Ele afirmou que a filha sofreu um ataque de pânico após abrir o presente. “Hoje aconteceu algo que nunca imaginei que pudesse acontecer. Até onde a política suja foi capaz de chegar. Minha filha recebeu no curso de teatro um ‘presente’ com uma bomba e uma carta com ataques a mim. Ela teve um ataque de pânico”, escreveu.
“Esse [é] só mais um que se soma aos vários que já fizeram a mim e à minha família. Eu sou presidente do Ceará. Aguento as porradas, o meu cargo exige isso. Mas mexeram com inocentes. E isso tudo somente pelo poder. Essa covardia não pode ser considerada normal. Já estou tomando as devidas providências legais pra proteger a minha família e o Ceará Sporting Club”, afirmou.

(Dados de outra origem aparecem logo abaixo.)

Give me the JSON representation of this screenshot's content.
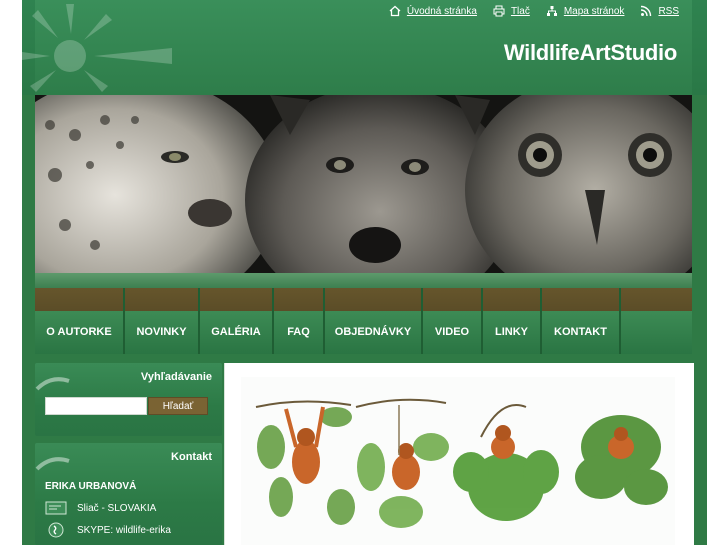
{
  "toplinks": [
    {
      "label": "Úvodná stránka",
      "icon": "home-icon"
    },
    {
      "label": "Tlač",
      "icon": "print-icon"
    },
    {
      "label": "Mapa stránok",
      "icon": "sitemap-icon"
    },
    {
      "label": "RSS",
      "icon": "rss-icon"
    }
  ],
  "site_title": "WildlifeArtStudio",
  "nav": [
    {
      "label": "O AUTORKE"
    },
    {
      "label": "NOVINKY"
    },
    {
      "label": "GALÉRIA"
    },
    {
      "label": "FAQ"
    },
    {
      "label": "OBJEDNÁVKY"
    },
    {
      "label": "VIDEO"
    },
    {
      "label": "LINKY"
    },
    {
      "label": "KONTAKT"
    }
  ],
  "search": {
    "title": "Vyhľadávanie",
    "value": "",
    "button_label": "Hľadať"
  },
  "contact": {
    "title": "Kontakt",
    "name": "ERIKA URBANOVÁ",
    "rows": [
      {
        "text": "Sliač - SLOVAKIA",
        "icon": "envelope-icon"
      },
      {
        "text": "SKYPE: wildlife-erika",
        "icon": "skype-icon"
      }
    ]
  },
  "colors": {
    "green": "#2f7a45",
    "brown": "#6b5a2e",
    "white": "#ffffff"
  }
}
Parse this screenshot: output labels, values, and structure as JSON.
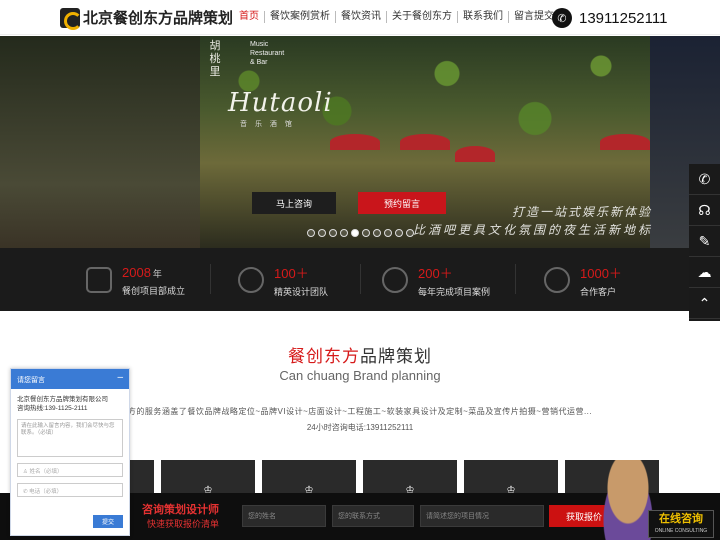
{
  "header": {
    "logo_text": "北京餐创东方品牌策划",
    "nav": [
      "首页",
      "餐饮案例赏析",
      "餐饮资讯",
      "关于餐创东方",
      "联系我们",
      "留言提交"
    ],
    "phone": "13911252111"
  },
  "hero": {
    "brand_cn": "胡桃里",
    "brand_music": "Music\nRestaurant\n& Bar",
    "brand_en": "Hutaoli",
    "brand_sub": "音 乐 酒 馆",
    "slogan1": "打造一站式娱乐新体验",
    "slogan2": "比酒吧更具文化氛围的夜生活新地标",
    "consult_btn": "马上咨询",
    "book_btn": "预约留言",
    "slide_count": 10,
    "active_slide": 5
  },
  "stats": [
    {
      "num": "2008",
      "unit": "年",
      "desc": "餐创项目部成立"
    },
    {
      "num": "100＋",
      "unit": "",
      "desc": "精英设计团队"
    },
    {
      "num": "200＋",
      "unit": "",
      "desc": "每年完成项目案例"
    },
    {
      "num": "1000＋",
      "unit": "",
      "desc": "合作客户"
    }
  ],
  "brand_section": {
    "title_red": "餐创东方",
    "title_rest": "品牌策划",
    "subtitle": "Can chuang Brand planning",
    "desc": "方的服务涵盖了餐饮品牌战略定位~品牌VI设计~店面设计~工程施工~软装家具设计及定制~菜品及宣传片拍摄~营销代运营...",
    "tel": "24小时咨询电话:13911252111"
  },
  "bottom_bar": {
    "title": "咨询策划设计师",
    "subtitle": "快速获取报价清单",
    "name_placeholder": "您的姓名",
    "contact_placeholder": "您的联系方式",
    "project_placeholder": "请简述您的项目情况",
    "quote_btn": "获取报价",
    "online_title": "在线咨询",
    "online_sub": "ONLINE CONSULTING"
  },
  "chat": {
    "header": "请您留言",
    "company": "北京餐创东方品牌策划有限公司",
    "hotline": "咨询热线:139-1125-2111",
    "msg_placeholder": "请在此输入留言内容，我们会尽快与您联系。（必填）",
    "name_placeholder": "姓名（必填）",
    "phone_placeholder": "电话（必填）",
    "submit": "提交"
  },
  "colors": {
    "accent": "#d61a1a",
    "chat_blue": "#3a7bd5",
    "dark": "#1b1b1b"
  }
}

Nas redes sociais, a dupla BaVi repudiou os atos de violência e intimidação sofridos pelo dirigente. “É inadmissível que o futebol ainda seja palco para práticas criminosas de qualquer natureza. O esporte deve ser um ambiente de respeito, convivência e segurança para todos”, escreveu o Bahia.
“O futebol é um ambiente de paixão, respeito e convivência. Não há qualquer espaço para atitudes de violência, intimidação ou ameaças, que atentam não apenas contra a integridade das pessoas, mas também contra os valores que o esporte representa”, publicou o clube.